A vida está voltando.
Por que sumi?
Eu ando desaparecida porque tenho sentido uma exaustão que tem me colocado num estado de apatia. A conta da pandemia chegou. Passei esse um ano e meio me ocupando o suficiente para não entrar em paranóias. Construí muita coisa, mas fiquei cansada. Agora vou abrindo mão de coisas que não fazem sentido e não é fácil.
Voltei aqui pra reaquecimento, pois uma das coisas que mais me deu prazer em fazer durante a pandemia, foi a #Espiral, que me levou a tantos lugares e pessoas.

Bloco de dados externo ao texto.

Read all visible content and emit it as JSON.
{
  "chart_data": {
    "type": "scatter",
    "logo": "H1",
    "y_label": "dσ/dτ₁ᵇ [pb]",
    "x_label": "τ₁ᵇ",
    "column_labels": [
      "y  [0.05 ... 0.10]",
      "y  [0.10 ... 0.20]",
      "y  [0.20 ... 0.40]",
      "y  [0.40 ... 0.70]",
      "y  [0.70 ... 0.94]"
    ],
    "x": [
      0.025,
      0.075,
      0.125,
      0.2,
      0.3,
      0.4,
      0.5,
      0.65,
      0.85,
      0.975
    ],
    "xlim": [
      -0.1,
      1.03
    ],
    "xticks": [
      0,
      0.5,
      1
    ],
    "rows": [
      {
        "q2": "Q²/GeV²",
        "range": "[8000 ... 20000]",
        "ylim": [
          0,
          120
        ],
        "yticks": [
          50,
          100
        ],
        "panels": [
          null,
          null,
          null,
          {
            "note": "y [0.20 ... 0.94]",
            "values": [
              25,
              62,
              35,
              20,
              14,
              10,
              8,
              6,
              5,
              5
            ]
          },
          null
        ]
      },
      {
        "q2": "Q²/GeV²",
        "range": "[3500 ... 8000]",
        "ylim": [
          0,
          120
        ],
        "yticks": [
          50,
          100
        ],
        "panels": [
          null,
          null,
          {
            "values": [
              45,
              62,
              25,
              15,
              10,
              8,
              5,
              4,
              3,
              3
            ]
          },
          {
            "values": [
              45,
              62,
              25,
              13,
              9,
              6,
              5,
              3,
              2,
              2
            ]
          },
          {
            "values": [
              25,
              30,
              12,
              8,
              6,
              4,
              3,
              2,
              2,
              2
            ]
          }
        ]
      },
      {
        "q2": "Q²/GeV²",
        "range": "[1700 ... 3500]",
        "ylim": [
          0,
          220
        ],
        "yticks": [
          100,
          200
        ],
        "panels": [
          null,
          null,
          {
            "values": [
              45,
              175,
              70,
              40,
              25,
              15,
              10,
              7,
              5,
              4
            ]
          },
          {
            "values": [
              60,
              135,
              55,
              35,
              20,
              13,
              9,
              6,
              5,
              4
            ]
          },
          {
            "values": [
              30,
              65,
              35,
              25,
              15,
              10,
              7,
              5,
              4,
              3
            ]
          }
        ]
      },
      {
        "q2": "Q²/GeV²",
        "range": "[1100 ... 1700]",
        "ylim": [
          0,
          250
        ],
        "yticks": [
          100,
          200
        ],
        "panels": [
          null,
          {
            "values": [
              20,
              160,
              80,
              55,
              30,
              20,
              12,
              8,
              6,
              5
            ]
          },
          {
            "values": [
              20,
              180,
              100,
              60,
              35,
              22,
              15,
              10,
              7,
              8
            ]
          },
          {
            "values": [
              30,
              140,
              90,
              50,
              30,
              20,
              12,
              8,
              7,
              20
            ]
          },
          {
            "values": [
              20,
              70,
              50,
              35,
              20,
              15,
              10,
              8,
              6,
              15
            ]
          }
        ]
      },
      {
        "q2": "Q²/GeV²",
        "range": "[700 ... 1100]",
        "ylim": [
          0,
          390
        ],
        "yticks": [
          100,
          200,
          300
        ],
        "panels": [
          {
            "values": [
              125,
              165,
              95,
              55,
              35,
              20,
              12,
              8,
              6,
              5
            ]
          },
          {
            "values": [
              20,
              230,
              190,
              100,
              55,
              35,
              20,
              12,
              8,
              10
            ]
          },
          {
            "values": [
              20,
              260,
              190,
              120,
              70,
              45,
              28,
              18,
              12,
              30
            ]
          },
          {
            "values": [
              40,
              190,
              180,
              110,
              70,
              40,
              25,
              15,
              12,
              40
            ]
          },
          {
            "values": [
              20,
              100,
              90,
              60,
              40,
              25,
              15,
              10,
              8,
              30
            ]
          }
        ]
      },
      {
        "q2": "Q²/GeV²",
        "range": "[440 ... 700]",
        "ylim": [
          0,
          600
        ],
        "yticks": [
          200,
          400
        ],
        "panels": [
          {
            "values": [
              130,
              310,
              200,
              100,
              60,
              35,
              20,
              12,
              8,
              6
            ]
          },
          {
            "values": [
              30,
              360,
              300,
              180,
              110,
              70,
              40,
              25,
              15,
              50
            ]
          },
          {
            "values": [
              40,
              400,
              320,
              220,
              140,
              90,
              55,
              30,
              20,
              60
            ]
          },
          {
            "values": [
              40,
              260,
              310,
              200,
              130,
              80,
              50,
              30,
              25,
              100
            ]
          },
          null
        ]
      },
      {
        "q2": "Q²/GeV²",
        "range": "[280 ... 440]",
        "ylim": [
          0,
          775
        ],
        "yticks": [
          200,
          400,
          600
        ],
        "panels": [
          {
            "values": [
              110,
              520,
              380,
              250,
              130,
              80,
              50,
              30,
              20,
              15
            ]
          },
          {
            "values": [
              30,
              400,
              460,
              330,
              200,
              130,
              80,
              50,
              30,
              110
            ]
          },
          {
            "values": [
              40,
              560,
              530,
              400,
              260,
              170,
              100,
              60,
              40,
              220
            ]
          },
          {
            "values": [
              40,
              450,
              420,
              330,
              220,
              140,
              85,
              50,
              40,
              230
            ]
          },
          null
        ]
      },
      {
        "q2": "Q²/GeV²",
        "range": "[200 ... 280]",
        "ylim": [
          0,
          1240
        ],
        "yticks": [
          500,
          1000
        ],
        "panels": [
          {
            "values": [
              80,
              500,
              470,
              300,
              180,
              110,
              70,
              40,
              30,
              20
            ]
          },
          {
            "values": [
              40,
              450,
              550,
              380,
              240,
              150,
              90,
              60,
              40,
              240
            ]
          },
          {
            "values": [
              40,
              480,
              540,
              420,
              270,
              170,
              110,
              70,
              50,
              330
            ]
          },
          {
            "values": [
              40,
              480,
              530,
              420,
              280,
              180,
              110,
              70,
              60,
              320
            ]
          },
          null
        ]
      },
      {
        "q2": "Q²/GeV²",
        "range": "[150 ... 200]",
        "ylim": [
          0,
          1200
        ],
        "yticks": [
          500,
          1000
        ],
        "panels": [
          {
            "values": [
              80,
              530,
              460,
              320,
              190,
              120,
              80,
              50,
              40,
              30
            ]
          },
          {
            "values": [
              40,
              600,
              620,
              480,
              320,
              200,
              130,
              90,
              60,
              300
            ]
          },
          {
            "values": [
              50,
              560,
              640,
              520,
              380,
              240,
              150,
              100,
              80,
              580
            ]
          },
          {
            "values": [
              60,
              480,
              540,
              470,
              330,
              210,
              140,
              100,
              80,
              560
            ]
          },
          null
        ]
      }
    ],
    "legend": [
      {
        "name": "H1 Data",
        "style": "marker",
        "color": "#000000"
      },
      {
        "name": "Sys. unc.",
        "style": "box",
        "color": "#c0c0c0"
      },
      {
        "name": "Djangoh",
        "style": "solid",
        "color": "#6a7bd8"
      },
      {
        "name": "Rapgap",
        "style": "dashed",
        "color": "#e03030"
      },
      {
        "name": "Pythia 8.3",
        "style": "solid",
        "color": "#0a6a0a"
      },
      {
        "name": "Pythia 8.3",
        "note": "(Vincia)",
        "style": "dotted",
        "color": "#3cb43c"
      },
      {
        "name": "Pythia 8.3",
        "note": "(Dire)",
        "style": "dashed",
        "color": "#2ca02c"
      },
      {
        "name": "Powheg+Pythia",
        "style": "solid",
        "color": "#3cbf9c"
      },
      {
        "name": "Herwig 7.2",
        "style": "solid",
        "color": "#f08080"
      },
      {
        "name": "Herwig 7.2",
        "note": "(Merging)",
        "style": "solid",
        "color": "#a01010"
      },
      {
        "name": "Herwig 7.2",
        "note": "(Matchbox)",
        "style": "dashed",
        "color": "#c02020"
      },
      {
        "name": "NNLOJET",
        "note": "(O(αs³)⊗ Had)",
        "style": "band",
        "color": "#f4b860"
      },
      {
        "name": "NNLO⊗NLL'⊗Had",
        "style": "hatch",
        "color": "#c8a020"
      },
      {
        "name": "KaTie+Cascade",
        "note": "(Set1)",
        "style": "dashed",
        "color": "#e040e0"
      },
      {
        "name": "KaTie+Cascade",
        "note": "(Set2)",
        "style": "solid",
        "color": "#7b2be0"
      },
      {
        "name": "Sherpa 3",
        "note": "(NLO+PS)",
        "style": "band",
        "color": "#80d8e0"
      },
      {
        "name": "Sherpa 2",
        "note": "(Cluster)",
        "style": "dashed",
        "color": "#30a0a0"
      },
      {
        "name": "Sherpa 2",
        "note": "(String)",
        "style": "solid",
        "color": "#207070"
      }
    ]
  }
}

Tenho uma lista imensa de leituras, de séries e achados pra compartilhar, mas agora estou aqui esparramada na cama de um hotel em Barcelona esperando a hora do casamento de uma das minhas melhores amigas, a Amanda Foschini, amiga que a pista de um festival (o Dekmantel 2016) me deu de presente.
Então hoje, deixo apenas essa crônica sem te encher com milhões de links. Aproveite para respirar também, para não fazer nada e para voltar a pensar no futuro, mas sem abrir mão do presente.
A minha única recomendação hoje é a série “Sex Education”, que pode ser bem teen, mas tem muita coisa pra nos ensinar.